Filing A Robocall Claim In Mississippi
You're likely here because you're looking for answers about how you can stop these calls. Beyond being simply annoying, unsolicited robocalls, text messages, and faxes from commercial parties are also often illegal.
If you've received robocalls that you never gave express written permission to receive, the company that called you has broken the law. You also may have the opportunity to recover $500 to $1,500 for every illegal robocall, text, and fax you've received. Our Mississippi robocall lawyers can help you recover the full financial compensation you're entitled to by filing a robocall lawsuit.
Mississippi Robocall Laws
Robocalls are regulated and restricted on a national level by a federal law called the Telephone Consumer Protection Act (TCPA). However, Mississippi and many other states also have their own laws regarding robocalls. If you're considering a robocall lawsuit, you may have the option to file in either federal or state court. This is a determination best made with the guidance of an experienced Mississippi robocall lawyer.
In Mississippi, the following rules and restrictions are covered under the Mississippi Telephone Solicitation Act:
- Calls may not be made between 9 pm and 9 am Central time zone.
- No one may use an automated dialing-announcing device to make a call for the purpose of persuading, inducing, or encouraging the recipient of the call to purchase any type of product or service.
- Calls using automated dialing-announcing devices may only be made when the recipient of the call has given prior express written permission to receive calls from the person or company making the call.

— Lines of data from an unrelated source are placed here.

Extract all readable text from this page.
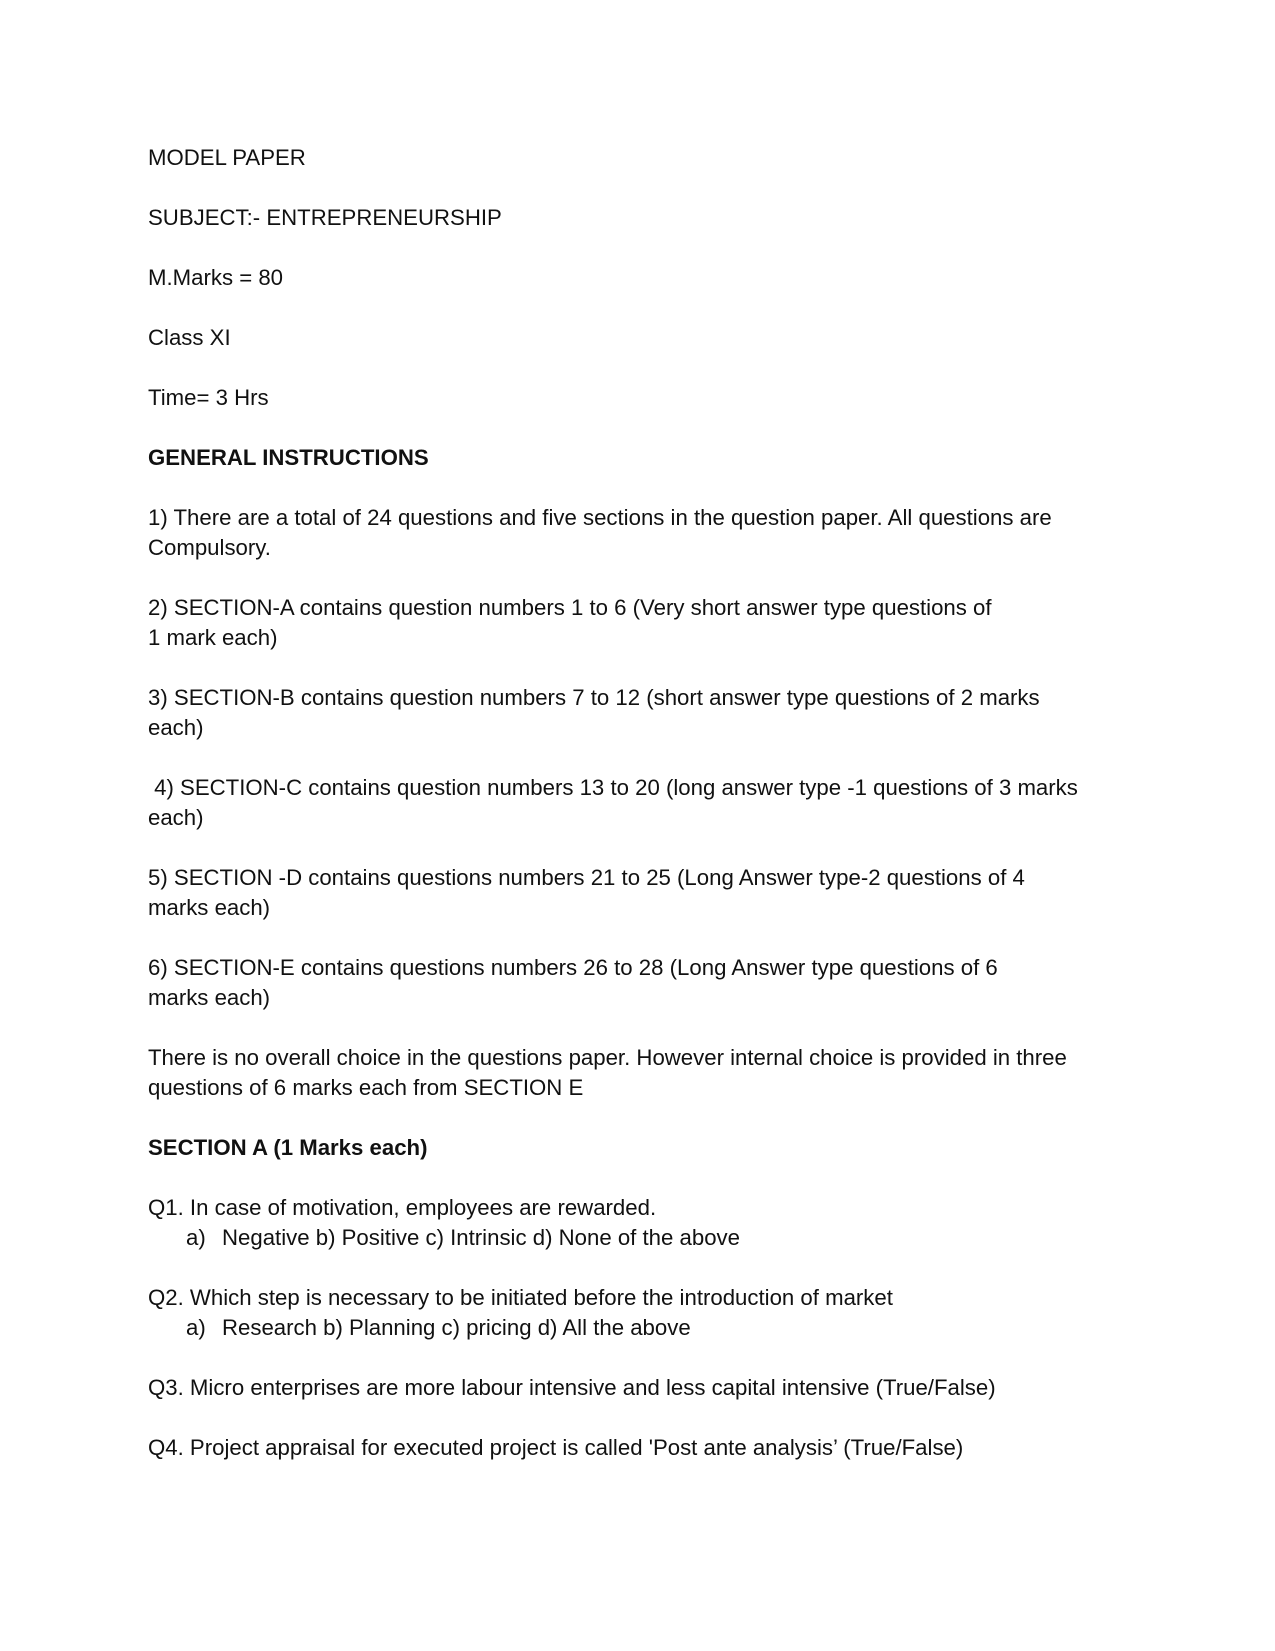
MODEL PAPER

SUBJECT:- ENTREPRENEURSHIP

M.Marks = 80

Class XI

Time= 3 Hrs

GENERAL INSTRUCTIONS

1) There are a total of 24 questions and five sections in the question paper. All questions are
Compulsory.
2) SECTION-A contains question numbers 1 to 6 (Very short answer type questions of
1 mark each)
3) SECTION-B contains question numbers 7 to 12 (short answer type questions of 2 marks
each)
4) SECTION-C contains question numbers 13 to 20 (long answer type -1 questions of 3 marks
each)
5) SECTION -D contains questions numbers 21 to 25 (Long Answer type-2 questions of 4
marks each)
6) SECTION-E contains questions numbers 26 to 28 (Long Answer type questions of 6
marks each)
There is no overall choice in the questions paper. However internal choice is provided in three
questions of 6 marks each from SECTION E

SECTION A (1 Marks each)

Q1. In case of motivation, employees are rewarded.
a) Negative b) Positive c) Intrinsic d) None of the above
Q2. Which step is necessary to be initiated before the introduction of market
a) Research b) Planning c) pricing d) All the above
Q3. Micro enterprises are more labour intensive and less capital intensive (True/False)
Q4. Project appraisal for executed project is called 'Post ante analysis’ (True/False)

- When phone calls are made through automated dialing-announcing devices, the device must be operated by a person who must do all of the following:
- State the nature of the call and the name, address, and telephone number of the business or organization being represented.

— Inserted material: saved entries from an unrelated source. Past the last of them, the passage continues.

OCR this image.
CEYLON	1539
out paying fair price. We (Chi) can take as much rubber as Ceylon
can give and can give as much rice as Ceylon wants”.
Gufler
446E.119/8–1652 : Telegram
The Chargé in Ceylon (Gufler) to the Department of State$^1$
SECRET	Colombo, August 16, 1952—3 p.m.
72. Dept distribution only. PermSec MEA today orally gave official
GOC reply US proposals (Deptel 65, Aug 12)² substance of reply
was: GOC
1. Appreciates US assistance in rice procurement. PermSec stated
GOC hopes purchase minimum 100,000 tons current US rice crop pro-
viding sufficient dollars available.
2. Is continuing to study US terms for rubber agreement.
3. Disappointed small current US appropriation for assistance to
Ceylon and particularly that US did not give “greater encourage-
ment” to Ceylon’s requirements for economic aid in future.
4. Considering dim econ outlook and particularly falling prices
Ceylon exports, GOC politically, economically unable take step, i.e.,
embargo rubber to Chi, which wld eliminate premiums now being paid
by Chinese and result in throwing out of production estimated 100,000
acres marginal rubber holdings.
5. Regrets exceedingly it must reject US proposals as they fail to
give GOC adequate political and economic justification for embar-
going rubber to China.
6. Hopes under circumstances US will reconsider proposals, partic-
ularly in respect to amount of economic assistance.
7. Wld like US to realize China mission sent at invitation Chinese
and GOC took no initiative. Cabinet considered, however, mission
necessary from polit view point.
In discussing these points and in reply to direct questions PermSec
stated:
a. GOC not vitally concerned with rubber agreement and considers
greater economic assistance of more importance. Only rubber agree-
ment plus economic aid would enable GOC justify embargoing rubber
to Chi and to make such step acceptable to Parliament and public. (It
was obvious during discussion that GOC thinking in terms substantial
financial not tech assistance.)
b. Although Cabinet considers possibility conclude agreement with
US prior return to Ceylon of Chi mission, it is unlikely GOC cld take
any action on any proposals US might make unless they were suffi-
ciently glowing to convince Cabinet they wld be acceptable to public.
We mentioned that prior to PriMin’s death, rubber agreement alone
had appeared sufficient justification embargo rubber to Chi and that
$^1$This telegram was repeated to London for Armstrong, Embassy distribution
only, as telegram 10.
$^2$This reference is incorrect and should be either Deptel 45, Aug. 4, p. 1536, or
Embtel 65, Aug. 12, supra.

- Ask whether the person being called consents to hear a prerecorded message.
- Disconnect the automated dialing-announcing device from the telephone line upon termination of the call by either the caller or the person being called.
Express Written Consent Under The TCPA
In order for commercial callers to contact you legally, they need your express written consent. This consent must come in the form of a written agreement bearing your signature in some way. However, this agreement does not to be in physical writing. The FCC has recognized the following forms of consent as valid:
- Physical written form
- Website form
- Text message
- Telephone Keypress
- Voice recording
Before you give this consent, the company obtaining it must inform you that you are not required to sign the agreement or enter into such an agreement as a condition of purchase.
Even if you've previously given express written consent, the TCPA permits you to revoke that consent at any time, in any reasonable manner. Additionally, in calls that use prerecorded messages, the caller must provide a voice-activated or telephone keypress method which allows you to automatically opt out of receiving future calls.
If you've revoked your consent (such as by sending a letter, telling an operator you revoke consent, or engaging with an automated opt-out mechanism during a prerecorded message) but have continued to receive calls from the same company, they have violated your rights under the TCPA. This means you're eligible to recover $500 or $1,500 (for knowing violations) for every call, text, or fax they've made without your consent.
How Can I Sue For Illegal Robocalls In Mississippi?
As we mentioned before, because Mississippi has their own state robocall laws, your lawsuit may be filed in either state or federal court. This may depend on the circumstances of your case, and is a decision which can be made after speaking with one of our experienced Mississippi robocall lawyers.
Additionally, you may have the option to join a class action lawsuit, in which a large group of plaintiffs joins together to seek financial compensation from a company who has made illegal robocalls, text messages, and/or commercial faxes. This is very common in robocall cases. However, you may also have the option to file your own robocall lawsuit. This may be the better option if you've been harassed by frequent illegal robocalls, as you could recover more financial compensation. Again, you can better understand which choice best suits you by speaking with a lawyer.
Start Building Your Case Now
Our experienced Mississippi robocall lawyers can help you better understand your legal options and plan for your lawsuit in a free consultation. Before speaking with us, we suggest gathering as much evidence as you can for any potentially illegal calls, texts, or faxes you've received. This includes:
- Dates and times for each call, text, or fax - try to get call records from your service provider or take screenshots.
- Save text messages, faxes, and voicemails.
- The phone number and other contact information for the companies that contacted you.
- The type of phone on which you received the calls or texts (cell phone or landline).
- If you revoked consent, try to keep records of that (such as a copy of the letter you sent or the time and date that you revoked consent over the phone).
- Specific details about any potentially illegal robocalls, including:
- Was there a prerecorded message?
- Did you speak to a live operator at any point? When?
- Did you hear a click, beep, or was there a pause after you answered?
- If there was a prerecorded message, was an opt-out system provided?
- Did you continue to get calls, texts, or faxes even after you revoked your consent?